Выбрать главу

23 июля я дал В. И. Ленину следующую телеграмму:

«Согласно желанию главкома и члена Реввоенсовета Гусева сегодня выезжаю Западный фронт для ознакомления положением дел на местах».

В тот же день мой вагон был прицеплен к поезду нового главнокомандующего; в хвосте поезда шел и вагон с моим испытанным личным конвоем из 5-го Латышского стрелкового полка.

Штаб Западного фронта неприятно поразил всех нас, приехавших с главкомом, своей крайней многочисленностью, достигавшей нескольких тысяч сотрудников, обилием не оправдавших себя управлений, отделов, отделений и комиссий, словом, той бюрократической суетой, которая нетерпима на фронте.

Командующий фронтом Егоров как-то тонул в этом малолюдном потоке и не столько командовал, сколько играл роль своеобразного прокурора, возражавшего и противодействовавшего сыпавшимся на него оперативным «прожектам». Создавалось впечатление, что войсками пытаются управлять в штабе фронта все, кому только не лень заняться этим делом…

В Калуге, где в это время находился штаб Западного фронта, мы пробыли всего четыре часа. Главком, насколько успел, дал Егорову свои указания, относившиеся к делам второстепенным; по основным же вопросам приказано было ждать последующих директив…

Вместе с главкомом поздно вечером мы вернулись в поезд и ночью двинулись в Симбирск, где стоял штаб Восточного фронта. Между станциями Рузаевка и Инза наш поезд только чудом избежал крушения. На одном из разъездов, где никакой остановки не предполагалось, идущий полным ходом состав был пущен почему-то на запасный боковой путь. Рельсы этого пути оказались едва закрепленными, и вдруг мой вагон сделал какой-то прыжок, с силой накренился сначала в одну, потом в другую сторону и, неожиданно выправившись, проскочил на рельсы главного пути.

Опытный конвой, заподозрив диверсию, бросился на площадку и к окнам. Выяснилось, что под тяжестью поезда выломался рельс; но инерция быстрого движения спасла поезд… Остановив состав, я произвел расследование. Начальник разъезда давал путаные объяснения, и трудно было понять, сделал ли он случайную ошибку или действительно хотел вызвать крушение поезда главкома. Арестовать его было нельзя — остался бы оголенным разъезд, и я ограничился тем, что записал фамилию подозрительного железнодорожника и телеграфировал о происшествии Наркому путей сообщения.
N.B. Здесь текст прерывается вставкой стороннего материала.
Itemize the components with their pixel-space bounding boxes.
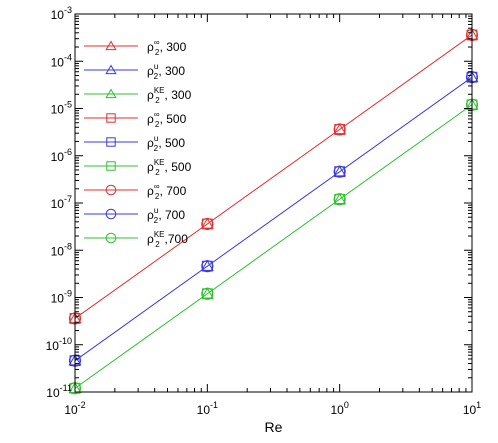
y-tick-label: 10-6 (51, 147, 72, 164)
data-point-s8-1 (201, 287, 214, 300)
legend-label-3: ρ∞ 2, 500 (147, 110, 187, 129)
data-point-s8-2 (333, 193, 346, 206)
x-tick-label: 100 (330, 400, 348, 417)
data-point-s3-1 (201, 218, 213, 230)
data-point-s1-2 (333, 165, 347, 177)
x-axis-title: Re (265, 419, 283, 435)
y-tick-label: 10-3 (51, 5, 72, 22)
legend-label-2: ρKE 2, 300 (147, 86, 192, 105)
y-tick-label: 10-7 (51, 194, 72, 211)
data-point-s4-2 (334, 166, 346, 178)
data-point-s6-2 (333, 123, 346, 136)
legend-label-0: ρ∞ 2, 300 (147, 38, 187, 57)
x-tick-label: 10-1 (197, 400, 218, 417)
y-tick-label: 10-10 (46, 336, 72, 353)
fit-line-2 (74, 104, 473, 389)
data-point-s4-1 (201, 260, 213, 272)
data-point-s5-1 (201, 288, 213, 300)
axis-ticks (74, 13, 473, 393)
legend-marker-6 (105, 184, 117, 196)
data-point-s0-1 (200, 217, 214, 229)
fit-lines (74, 34, 473, 389)
data-point-s5-2 (334, 193, 346, 205)
legend-marker-2 (105, 88, 117, 99)
legend-marker-3 (106, 113, 116, 123)
data-point-s3-2 (334, 124, 346, 135)
data-point-s1-1 (200, 259, 214, 271)
data-point-s6-1 (201, 217, 214, 231)
y-tick-label: 10-4 (51, 52, 72, 69)
data-point-s2-1 (200, 287, 214, 299)
legend-label-7: ρu 2, 700 (147, 206, 185, 225)
x-tick-label: 10-2 (64, 400, 85, 417)
legend-label-6: ρ∞ 2, 700 (147, 182, 187, 201)
fit-line-1 (74, 76, 473, 362)
fit-line-0 (74, 34, 473, 319)
legend: ρ∞ 2, 300 ρu 2, 300 ρKE 2, 300 ρ∞ 2, 500 ρu 2, 50… (84, 38, 192, 249)
data-point-s2-2 (333, 193, 347, 204)
legend-label-4: ρu 2, 500 (147, 134, 185, 153)
data-point-s0-2 (333, 123, 347, 135)
legend-marker-1 (105, 64, 117, 75)
legend-marker-4 (106, 137, 116, 147)
y-tick-label: 10-9 (51, 289, 72, 306)
y-tick-label: 10-11 (46, 383, 72, 400)
legend-marker-0 (105, 40, 117, 51)
data-point-s7-1 (201, 260, 214, 273)
legend-marker-5 (106, 161, 116, 171)
legend-marker-8 (105, 232, 117, 244)
data-point-s7-2 (333, 165, 346, 178)
tick-labels: 10-2 10-1 100 101 10-11 10-10 10-9 10-8 10-7 10-6… (46, 5, 482, 417)
y-tick-label: 10-8 (51, 241, 72, 258)
x-tick-label: 101 (463, 400, 481, 417)
legend-label-5: ρKE 2, 500 (147, 158, 192, 177)
legend-marker-7 (105, 208, 117, 220)
legend-label-8: ρKE 2,700 (147, 230, 188, 249)
y-tick-label: 10-5 (51, 100, 72, 117)
legend-label-1: ρu 2, 300 (147, 62, 185, 81)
В Симбирск наш поезд пришел рано утром. К этому времени должен был подойти и пароход с командующим Туркестанским фронтом М. В. Фрунзе. Пароход запоздал, и мы с Каменевым прошли в штаб.
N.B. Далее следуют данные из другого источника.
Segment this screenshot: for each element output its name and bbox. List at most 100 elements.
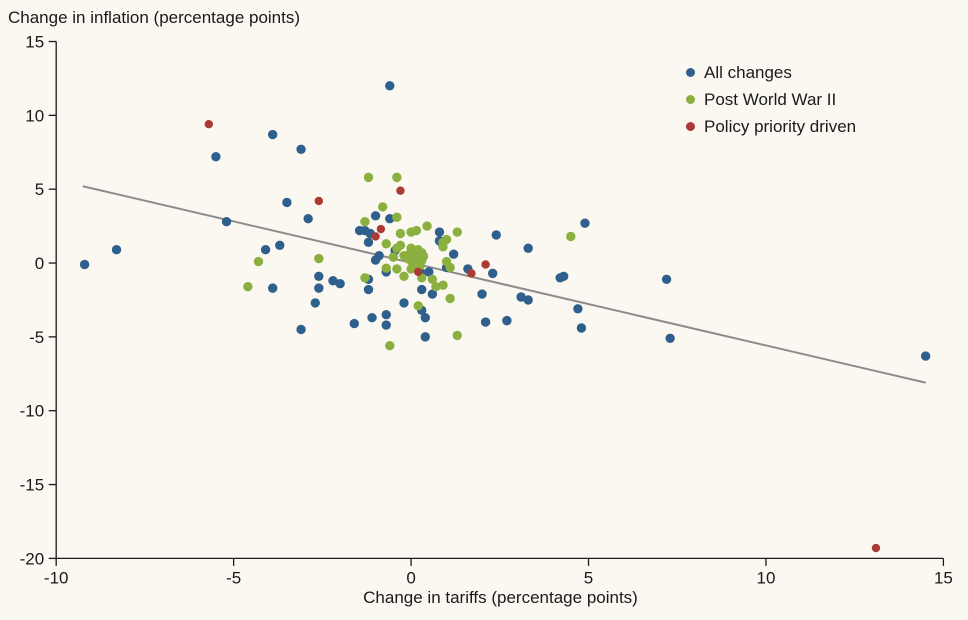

Штаб здесь производил впечатление намного лучшее, нежели в Калуге, но, подобно Западному фронту, явно был перенасыщен сотрудниками.

Положенный доклад о положении на фронте сделал Лебедев, занимавший должность начальника штаба. Сергей Сергеевич объявил ему о новом назначении и предложил переехать в наш поезд.

Примерно в час дня в штаб прибыл Фрунзе. Михаила Васильевича я видел впервые, и он сразу привлек меня своим открытым взглядом и обросшим курчавящейся бородой простым русским лицом. Командующего Туркестанским фронтом сопровождал конвой, почему-то одетый в ярко-красные шелковые рубахи при черных штанах.

Эта наивная пышность никак не вязалась ни со скромными манерами Фрунзе, ни со всем его обликом профессионального революционера, и я отнес ее за счет необходимости хоть чем-нибудь удовлетворить восточную тягу к парадности и украшениям.

С отозванием Каменева Михаил Васильевич принимал Восточный фронт. Деловые разговоры, однако, были непродолжительны, и очень скоро Лебедев пригласил нас на необычно обильный по тому времени обед в занятой под постой чьей-то буржуазной квартире.

После обеда по предложению Каменева я выехал с ним для осмотра расположенных в казармах пехотных частей гарнизона. Порядок в казармах оказался на должной высоте, дежурные всюду подходили с рапортом, что было еще диковинкой в Красной Армии…

Вечером мы оставили Симбирск и только на третьи сутки прибыли в Петроград. В Смольный, куда мы отправились с вокзала, было вызвано командование Северного фронта и 6-й армии, действовавшей на архангельском направлении.

По приезде в Москву я вернулся в Высшее Геодезическое управление и очень скоро убедился, что в нем царит полный хаос. Выдвинутый мною на пост руководителя профессор Соловьев оказался никудышным администратором, перессорился со всеми сотрудниками, завел никому не нужную, но по своим размерам чудовищную склоку и только и делал, что разваливал ВГУ.